Although customer satisfaction is a priority for most businesses, healthcare is more than just a business and that’s why it is even more essential to make sure that patients are comfortable and have a positive experience. Unfortunately, this doesn’t always happen, in spite of the intent being there. On that note, we will now take a look at four effective and easy practices which have been proven to improve the patient experience.
Most of us lead busy lives and it is never a nice feeling to waste time by simply waiting for someone who is late. Every healthcare professional should maintain punctuality because not only is it professional, it sends out a message that the patient’s time is valuable.
If the doctor is going to be late or the X-ray machine isn’t really working like it should, the first thing you need to do is inform the waiting patients about the problem. Try putting yourself in the patient’s shoes; wouldn’t it upset you if you had cleared your busy schedule for an appointment with someone and the person was not only late, but was also not giving you any reason as to why he was late? Give them a reason for the delay and if possible, also provide them with an estimated wait time. Keep them updated about the situation periodically and offer them a sincere apology.

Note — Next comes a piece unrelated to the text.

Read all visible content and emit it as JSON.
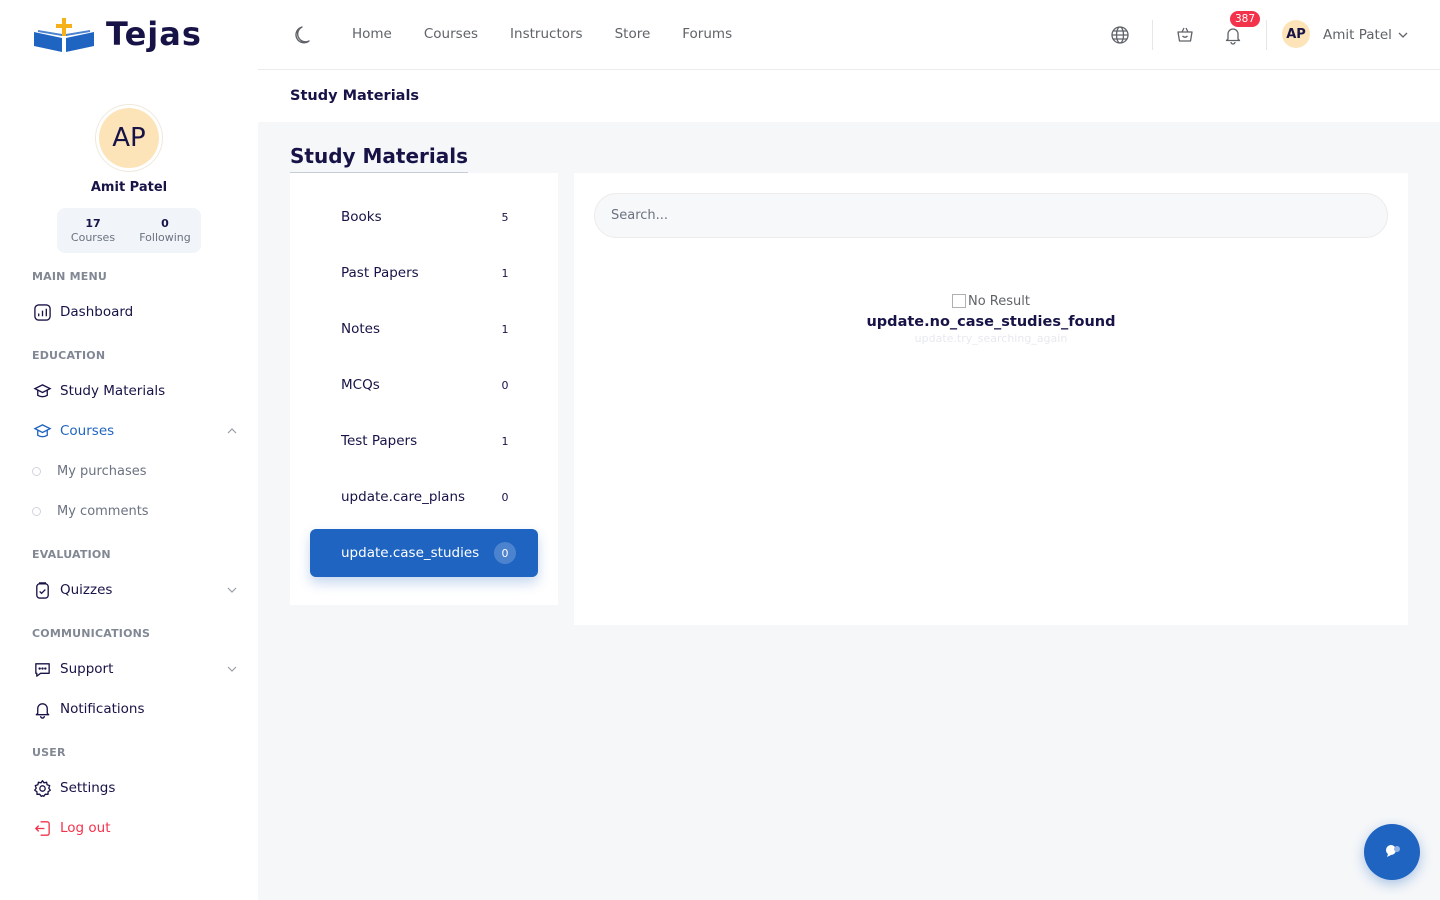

Punctuality is appreciated by everyone, but if a situation cannot be helped, people appreciate the updated communication more than anything. There might still be frustration on their part and that’s natural, but the intensity of those emotions will be much more severe if they have to wait indefinitely without any updates from the facility.
Any point of interaction in between the facility and the patient party could be a cause for confusion. Eliminate the chances of such confusions from occurring in the first place by providing clear instructions on your website, emails, printed materials and even phone messages. Instructions should at least cover the following topics.
- How to make appointments
- How to contact for late night emergencies
- How to contact the office for general information
- How to get prescriptions refilled
- How to lodge a complaint
Patients that come in for treatments are often not in the best of moods because most of them wouldn’t be there if they could help it. Some patients are even petrified of being in a hospital and a gesture as simple as calling him/her by the first name could help to relieve some tension. All the concerned staff should introduce themselves to the patient as well or at least should wear a nametag. Alternatively, adding a Mr./Miss./Ms./Mrs. before the last name of the patient could also work, if you want them to feel more respected.
As you can probably see, more often than not, communication is the key to improving patient experience at a facility. Nobody likes receiving an unpleasant surprise, so by simply cutting down on any patient-doctor communication gap, experiences can improved upon.